[pandas skills] group by+agg+transform function

Table of Contents

1. group by + single field + single aggregation

2. group by + single field + multiple aggregation

3. group by + multiple fields + single aggregation

4. group by + multiple fields + multiple aggregations

5. transform function

Create data:

import numpy as np
import pandas as pd
students=["Puppy","Kitten","Duck","Little Rabbit","Little Flower","Little Grass","Puppy","Kitten","Little Duck","Little Rabbit" ","小花","小草"]
grade=["Primary School","Junior School"]
sex=["male","female"]
df=pd.DataFrame({
    "students":students,
    "grade":np.random.choice(grade,12),
    "sex":np.random.choice(sex,12),
    "score":np.random.randint(80,100,12),
    "money":np.random.randint(800,1000,12)
})
df

	students	grade	sex	score	money
0	Puppy	Primary School	female	95	844
1	Kitten	Primary School	male	93	836
2	Little Duck	Junior Middle School	male	83	854
3	小Rabbit	Primary School	female	90	931
4	小花	Primary School	male	81	853
5	小草	Primary School	male	80	991
6	Puppy	Junior Middle School	female	81	854
7	Kitten	Primary School	male	93	886
8	Little duck	Primary School	male	88	983
9	Little Rabbit	Primary School	male	86	891
10 th>	小花	Junior Middle School	male	92	830
11	小草	Junior Middle School	male	84	948

1. group by + single field + single aggregation

1.1 Method 1

# Find the total amount of each person:
total_money=df.groupby("students")["money"].sum().reset_index()
total_money

1.2 Method 2 (using agg)

df.groupby("students").agg({"money":"sum"}).reset_index()
#or
df.groupby("students").agg({"money":np.sum}).reset_index()

	students	money
0	Little Rabbit	1820
1	Puppy	1711
2	Kitten	1670
3	小花	1861
4	小草	1825
5	Little Duck	1719

2. group by + single field + multiple aggregation

2.1 Method 1 (use group by + merge)

mean_money = df.groupby("students")["money"].mean().reset_index()
mean_money.columns = ["students","mean_money"]
mean_money
total_mean = total_money.merge(mean_money)
total_mean

total_mean = total_money.merge(mean_money)
total_mean

< /table>

2.2 Method 2 (using group by + agg)

total_mean = df.groupby("students").agg(total_money=("money", "sum"),mean_money=("money", "mean")).reset_index()
total_mean

	students	total_money	mean_money
0	小Rabbit	1820	910.0
1	Puppy	1711	855.5
2	Kitten	1670	835.0
3	Little Flower	1861	930.5
4	小草	1825	912.5
5	Little Duck	1719	859.5

< /table>

3. group by + multiple fields + single aggregation

3.1 Method 1

df.groupby(["students","grade"])["money"].sum().reset_index()
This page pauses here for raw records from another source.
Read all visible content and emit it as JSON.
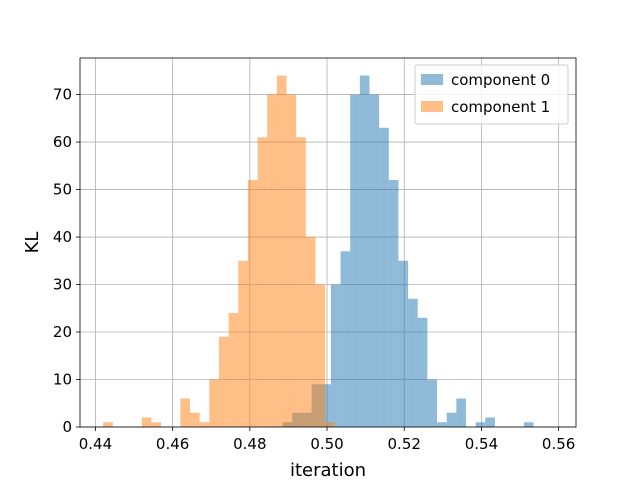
{
  "chart_data": {
    "type": "bar",
    "title": "",
    "xlabel": "iteration",
    "ylabel": "KL",
    "xlim": [
      0.436,
      0.5645
    ],
    "ylim": [
      0,
      77.7
    ],
    "xticks": [
      0.44,
      0.46,
      0.48,
      0.5,
      0.52,
      0.54,
      0.56
    ],
    "xtick_labels": [
      "0.44",
      "0.46",
      "0.48",
      "0.50",
      "0.52",
      "0.54",
      "0.56"
    ],
    "yticks": [
      0,
      10,
      20,
      30,
      40,
      50,
      60,
      70
    ],
    "ytick_labels": [
      "0",
      "10",
      "20",
      "30",
      "40",
      "50",
      "60",
      "70"
    ],
    "grid": true,
    "legend": {
      "placement": "top-right"
    },
    "colors": {
      "component_0": "#1f77b4",
      "component_1": "#ff7f0e",
      "alpha": 0.5,
      "grid": "#b0b0b0",
      "axes": "#000000"
    },
    "series": [
      {
        "name": "component 0",
        "bin_edges": [
          0.4885,
          0.491,
          0.4935,
          0.496,
          0.4985,
          0.501,
          0.5035,
          0.506,
          0.5085,
          0.511,
          0.5135,
          0.516,
          0.5185,
          0.521,
          0.5235,
          0.526,
          0.5285,
          0.531,
          0.5335,
          0.536,
          0.5385,
          0.541,
          0.5435,
          0.546,
          0.5485,
          0.551,
          0.5535,
          0.556,
          0.5585
        ],
        "counts": [
          1,
          3,
          3,
          9,
          9,
          30,
          37,
          70,
          74,
          70,
          63,
          52,
          35,
          27,
          23,
          10,
          1,
          3,
          6,
          0,
          1,
          2,
          0,
          0,
          0,
          1,
          0,
          0
        ]
      },
      {
        "name": "component 1",
        "bin_edges": [
          0.442,
          0.4445,
          0.447,
          0.4495,
          0.452,
          0.4545,
          0.457,
          0.4595,
          0.462,
          0.4645,
          0.467,
          0.4695,
          0.472,
          0.4745,
          0.477,
          0.4795,
          0.482,
          0.4845,
          0.487,
          0.4895,
          0.492,
          0.4945,
          0.497,
          0.4995,
          0.502
        ],
        "counts": [
          1,
          0,
          0,
          0,
          2,
          1,
          0,
          0,
          6,
          3,
          1,
          10,
          19,
          24,
          35,
          52,
          61,
          70,
          74,
          70,
          61,
          40,
          30,
          1
        ]
      }
    ]
  }
}
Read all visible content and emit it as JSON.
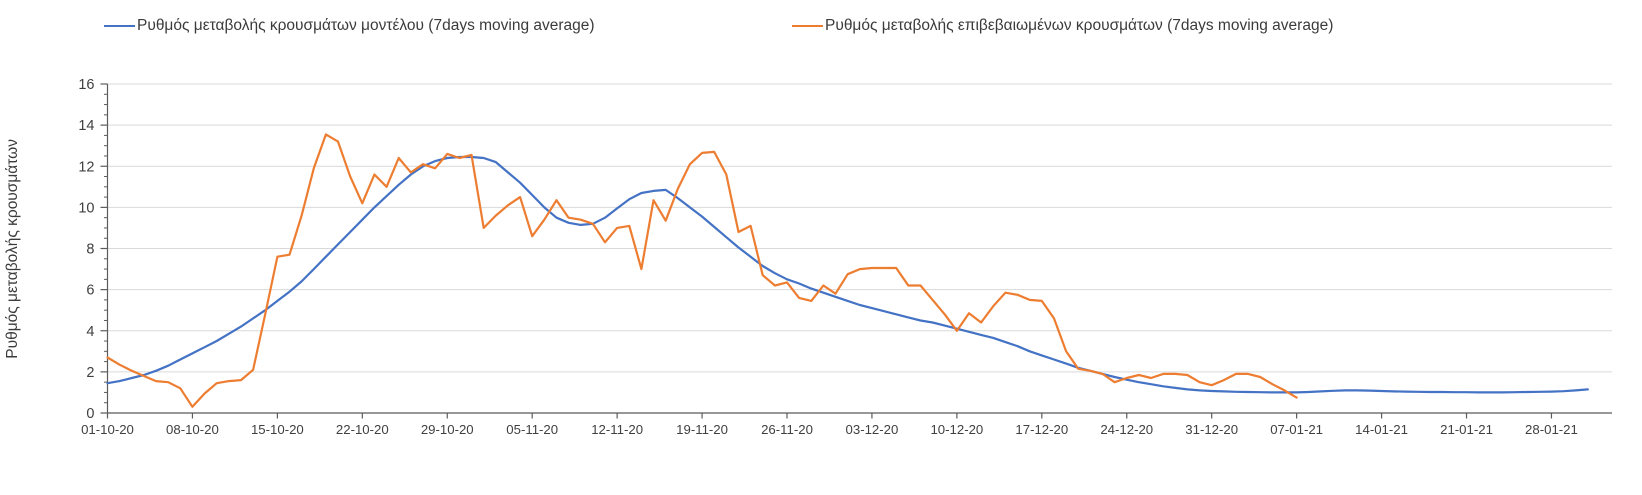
{
  "y_axis_title": "Ρυθμός μεταβολής κρουσμάτων",
  "legend": [
    {
      "label": "Ρυθμός μεταβολής κρουσμάτων μοντέλου (7days moving average)",
      "color": "#4472C4"
    },
    {
      "label": "Ρυθμός μεταβολής επιβεβαιωμένων κρουσμάτων (7days moving average)",
      "color": "#ED7D31"
    }
  ],
  "colors": {
    "model_line": "#4472C4",
    "confirmed_line": "#ED7D31",
    "gridline": "#D9D9D9",
    "axis": "#5B5B5B",
    "text": "#404040"
  },
  "chart_data": {
    "type": "line",
    "title": "",
    "xlabel": "",
    "ylabel": "Ρυθμός μεταβολής κρουσμάτων",
    "ylim": [
      0,
      16
    ],
    "y_ticks": [
      0,
      2,
      4,
      6,
      8,
      10,
      12,
      14,
      16
    ],
    "y_minor_tick_step": 0.5,
    "grid": "horizontal",
    "legend_position": "top",
    "x_start_date": "01-10-20",
    "x_frequency": "daily",
    "x_tick_interval_days": 7,
    "x_tick_labels": [
      "01-10-20",
      "08-10-20",
      "15-10-20",
      "22-10-20",
      "29-10-20",
      "05-11-20",
      "12-11-20",
      "19-11-20",
      "26-11-20",
      "03-12-20",
      "10-12-20",
      "17-12-20",
      "24-12-20",
      "31-12-20",
      "07-01-21",
      "14-01-21",
      "21-01-21",
      "28-01-21"
    ],
    "series": [
      {
        "name": "Ρυθμός μεταβολής κρουσμάτων μοντέλου (7days moving average)",
        "color": "#4472C4",
        "start_day": 0,
        "values": [
          1.45,
          1.55,
          1.7,
          1.85,
          2.05,
          2.3,
          2.6,
          2.9,
          3.2,
          3.5,
          3.85,
          4.2,
          4.6,
          5.0,
          5.45,
          5.9,
          6.4,
          7.0,
          7.6,
          8.2,
          8.8,
          9.4,
          10.0,
          10.55,
          11.1,
          11.6,
          12.0,
          12.25,
          12.4,
          12.45,
          12.45,
          12.4,
          12.2,
          11.7,
          11.2,
          10.6,
          10.0,
          9.5,
          9.25,
          9.15,
          9.2,
          9.5,
          9.95,
          10.4,
          10.7,
          10.8,
          10.85,
          10.45,
          10.0,
          9.55,
          9.05,
          8.55,
          8.05,
          7.6,
          7.15,
          6.8,
          6.5,
          6.3,
          6.05,
          5.85,
          5.65,
          5.45,
          5.25,
          5.1,
          4.95,
          4.8,
          4.65,
          4.5,
          4.4,
          4.25,
          4.1,
          3.95,
          3.8,
          3.65,
          3.45,
          3.25,
          3.0,
          2.8,
          2.6,
          2.4,
          2.2,
          2.05,
          1.9,
          1.75,
          1.62,
          1.5,
          1.4,
          1.3,
          1.22,
          1.15,
          1.1,
          1.07,
          1.05,
          1.03,
          1.02,
          1.01,
          1.0,
          1.0,
          1.0,
          1.02,
          1.05,
          1.08,
          1.1,
          1.1,
          1.09,
          1.07,
          1.05,
          1.04,
          1.03,
          1.02,
          1.02,
          1.01,
          1.01,
          1.0,
          1.0,
          1.0,
          1.01,
          1.02,
          1.03,
          1.04,
          1.06,
          1.1,
          1.15
        ]
      },
      {
        "name": "Ρυθμός μεταβολής επιβεβαιωμένων κρουσμάτων (7days moving average)",
        "color": "#ED7D31",
        "start_day": 0,
        "values": [
          2.7,
          2.35,
          2.05,
          1.8,
          1.55,
          1.5,
          1.2,
          0.3,
          0.95,
          1.45,
          1.55,
          1.6,
          2.1,
          4.8,
          7.6,
          7.7,
          9.6,
          11.9,
          13.55,
          13.2,
          11.5,
          10.2,
          11.6,
          11.0,
          12.4,
          11.7,
          12.1,
          11.9,
          12.6,
          12.4,
          12.55,
          9.0,
          9.6,
          10.1,
          10.5,
          8.6,
          9.4,
          10.35,
          9.5,
          9.4,
          9.2,
          8.3,
          9.0,
          9.1,
          7.0,
          10.35,
          9.35,
          10.9,
          12.1,
          12.65,
          12.7,
          11.6,
          8.8,
          9.1,
          6.7,
          6.2,
          6.35,
          5.6,
          5.45,
          6.2,
          5.8,
          6.75,
          7.0,
          7.05,
          7.05,
          7.05,
          6.2,
          6.2,
          5.5,
          4.8,
          4.0,
          4.85,
          4.4,
          5.2,
          5.85,
          5.75,
          5.5,
          5.45,
          4.6,
          3.0,
          2.15,
          2.05,
          1.9,
          1.5,
          1.7,
          1.85,
          1.7,
          1.9,
          1.9,
          1.85,
          1.5,
          1.35,
          1.6,
          1.9,
          1.9,
          1.75,
          1.4,
          1.1,
          0.75
        ]
      }
    ]
  }
}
	students	total_money	mean_money
0	小Rabbit	1820	910.0
1	Puppy	1711	855.5
2	Kitten	1670	835.0
3	Little Flower	1861	930.5
4	小草	1825	912.5
5	Little Duck	1719	859.5

	students	grade	money
0	Little Rabbit	Junior Middle School	1820
1	Puppy	Junior Middle School	843
2	Puppies	Primary School	868
3	Kittens	Primary School	1670
4	Little Flower	Junior School	910
5	小花	Primary School	951
6	小草	Junior Middle School	1825
7	Little Duck	Junior Middle School	1719

3.2 Method 2 (using agg)

df.groupby(["students","grade"]).agg({"money":"sum"}).reset_index()

	students	grade	money
0	Little Rabbit	Junior Middle School	1820
1	Puppy	Junior Middle School	843
2	Puppies	Primary School	868
3	Kittens	Primary School	1670
4	Little Flower	Junior Middle School	910
5	小花	Primary School	951
6	小草	Junior Middle School	1825
7	Little Duck	Junior Middle School	1719

4. group by + multiple fields + multiple aggregations

The method of using the agg function is: agg(new column name=(“original column name”, “statistical function”))

df.groupby(["students","grade"]).agg(total_money=("money", "sum"),mean_money=("money", "mean"),total_score=("score" , "sum")).reset_index()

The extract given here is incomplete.